Motivazione della Giuria:
L’edificio di de la Sota è uno dei più importanti della storia dell’architettura spagnola degli anni ‘50-’60 e non solo. Nel panorama spagnolo di quegli anni, dominato dalla repressione franchista anche nel campo dell’architettura (e della cultura in generale), l’edificio di de la Sota si propone come recupero dell’architettura moderna anteriore alla guerra civile, però non come semplice sguardo al passato, ma come modo di ricollegarsi alle correnti europee, in particolare quelle che considerano la modernità in relazione con le tradizioni della propria architettura e dei suoi materiali. In tal senso, l’uso della pietra è essenziale in questo edificio: da un lato come rivestimento della facciata, in un gioco allo stesso tempo compositivo e costruttivo; dall’altro lato all’interno, giocando con una vasta gamma di textures e colori, dalla pietra nera brillante al calcare rugoso, in distinti modi di pieni che si combinano e compongono con i vuoti.
Descrizione:
Nel 1956 viene bandito un concorso di architettura per la costruzione della sede del Governo Civile a Tarragona, in un largo spazio circolare noto come il Tarraco Imperiale, che diventerà punto di partenza per lo sviluppo della città negli anni ’60. Tra i 15 progetti presentati vinse quello di Alejandro de la Sota.

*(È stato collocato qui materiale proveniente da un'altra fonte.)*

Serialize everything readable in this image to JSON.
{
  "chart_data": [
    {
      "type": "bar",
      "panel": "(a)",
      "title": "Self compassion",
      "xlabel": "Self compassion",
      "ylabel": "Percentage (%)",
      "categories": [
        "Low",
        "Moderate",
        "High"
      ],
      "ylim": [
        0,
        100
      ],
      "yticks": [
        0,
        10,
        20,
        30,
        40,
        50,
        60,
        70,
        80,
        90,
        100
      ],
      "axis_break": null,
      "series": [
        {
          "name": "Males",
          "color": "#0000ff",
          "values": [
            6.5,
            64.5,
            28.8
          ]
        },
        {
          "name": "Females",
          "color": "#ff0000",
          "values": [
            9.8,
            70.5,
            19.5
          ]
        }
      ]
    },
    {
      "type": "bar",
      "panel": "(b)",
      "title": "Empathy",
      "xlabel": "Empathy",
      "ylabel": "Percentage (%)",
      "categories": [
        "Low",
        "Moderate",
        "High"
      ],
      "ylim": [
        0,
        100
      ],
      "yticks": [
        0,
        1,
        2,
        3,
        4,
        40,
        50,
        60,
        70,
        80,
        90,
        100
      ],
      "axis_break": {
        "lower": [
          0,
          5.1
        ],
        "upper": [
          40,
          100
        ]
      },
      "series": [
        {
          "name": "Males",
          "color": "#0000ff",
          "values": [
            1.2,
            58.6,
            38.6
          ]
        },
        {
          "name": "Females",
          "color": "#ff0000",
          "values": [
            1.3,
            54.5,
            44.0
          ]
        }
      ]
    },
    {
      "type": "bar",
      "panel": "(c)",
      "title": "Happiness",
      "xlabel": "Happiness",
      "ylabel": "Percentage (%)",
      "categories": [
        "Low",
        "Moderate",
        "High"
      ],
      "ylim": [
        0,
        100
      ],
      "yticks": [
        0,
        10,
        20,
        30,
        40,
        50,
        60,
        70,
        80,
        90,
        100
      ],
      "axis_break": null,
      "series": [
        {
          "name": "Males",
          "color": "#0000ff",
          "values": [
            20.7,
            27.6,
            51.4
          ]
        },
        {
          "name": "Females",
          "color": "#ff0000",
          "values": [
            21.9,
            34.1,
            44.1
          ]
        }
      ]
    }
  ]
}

E la costruzione durò dal 1959 al 1963.
L’edificio si sviluppa su sei piani e comprende uffici governativi ed abitazioni, differenziate in facciata da una terrazza. In facciata è anche possibile leggere una stretta corrispondenza tra linguaggio e sviluppo interno, inteso a risolvere i rapporti spaziali tra i volumi che contengono le differenti destinazioni: lo spazio destinato alla rappresentanza si sviluppa su un’assialità obbligata; il blocco residenziale è più informale e si sviluppa in verticale.
Il disegno, epurato da ogni formalismo e sovrastruttura, predilige l’astrazione geometrica, quasi scultorea tra tagli e linee d’ombra, tra pieni e vuoti.
L’impiego di materiali tradizionali, come la pietra calcarea locale per le facciate, si affianca all’uso di altri di avanguardia utilizzati per i dettagli, rende quest’opera uno dei capisaldi dell’architettura del dopoguerra.